The hardest thing about fighting back against any mental illness, addiction, mental limitations, or physical limitations is that there is not a direct enemy that you can see, that you rebel and fight against. I read “Unbroken” by Lauren Hillenbrand a few weeks ago and was inspired by the story. But it wasn’t the time Louis Zamperini spent as a POW that moved me. Yes, it took a lot of courage and strength to endure the horrifying experiences that he went through, but it is much more inspiring to hear of his real triumph and that didn’t happen until the war was over.
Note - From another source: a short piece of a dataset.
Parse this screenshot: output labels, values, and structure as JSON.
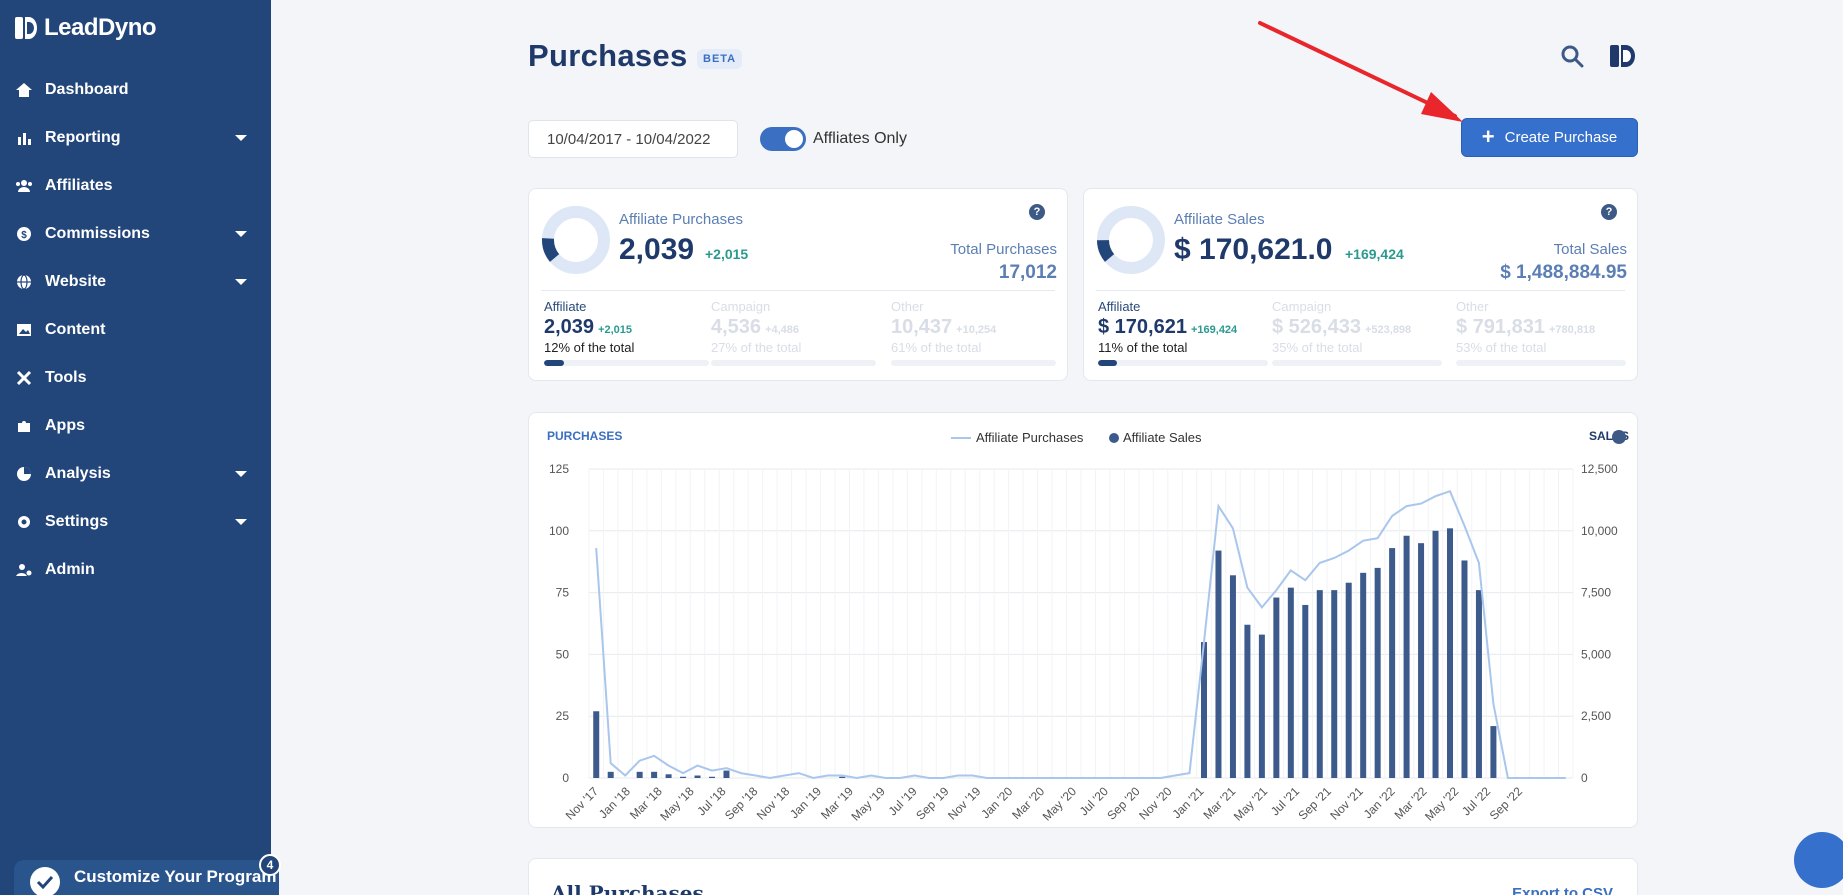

His real triumph was when he overcame himself.
Human beings are naturally pretty good at withstanding lots of pain and hardship as long as it is coming from “out there”. There is someone to hate, someone to curse and your motivation revolves around pride, knowing that you’re going to do whatever it takes so that the enemy doesn’t beat you. But what do you do when the enemy is inside you? What do you do when the person to hate, to curse, and to triumph over is yourself? It is this internal struggle that requires more strength and courage than fighting any enemy on the outside. Why? Because in order to win, you’ve got to defeat yourself and that’s a whole different ballgame.
You can fight an external enemy and stay relatively the same person on the inside. Sure, it takes hard work and strength, but you’re pulling motivation from the “self” that is inside you. You have to endure, but you don’t have to change. With internal struggles, the sense of “self” is in direct conflict. Your mind is against your body, your spirit is against your mind, etc. You have to destroy the part of you that is causing the conflict and that requires more than just a little change. It requires a deep, painful metamorphosis like a caterpillar changing into a butterfly.
My biggest enemy is self-pity. Throughout my struggles with addiction and mental illness, I have always been my greatest enemy. If I’m honest, I don’t want to change. I want to stay the same as I’ve always been and stay in the comfort of the familiar. And I think everyone does, but the majority of people are never forced to change. I am. I can either take that as a blessing or a curse. Instead of accepting that, many times I fight against it, fighting against something “out there” whether it’s fate, God, circumstances, etc, asking “why me?”, “haven’t I been through enough?”, “can’t I just live normally for once?”, distracting myself from the real issue and the real enemy – me.
I want to pretend that I’m helpless, that everything isn’t my fault. And in many ways, it isn’t. I can’t change the fact that I can’t stop drinking once I start, I can’t control the fact that I have panic attacks and my mind doesn’t function the way it should, and I can’t change the days when I’m filled with apathy or plagued by depression. But I still have a choice. I chose to stay in my comfort zone, blaming external circumstances, unwilling to change, willing to blame and curse the hand I’ve been dealt. I fear emerging as a new butterfly, unrecognizable and unfamiliar. Fear keeps me in my cocoon. I want to go back to living as a caterpillar, where everything was easy and where the majority of society dwells. But I am not called to be a caterpillar. I am called to be a butterfly and until I stop fighting against the external and start killing the internal, I’m going to be one miserable human being. It is not my job to decide how or why things have happened to me the way they have. My job is to pick up the pieces and put them back together. I AM NOT A VICTIM. It sure as hell isn’t easy, but I still have the choice to endure, to change, or to wallow in self-pity. The choice is up to me.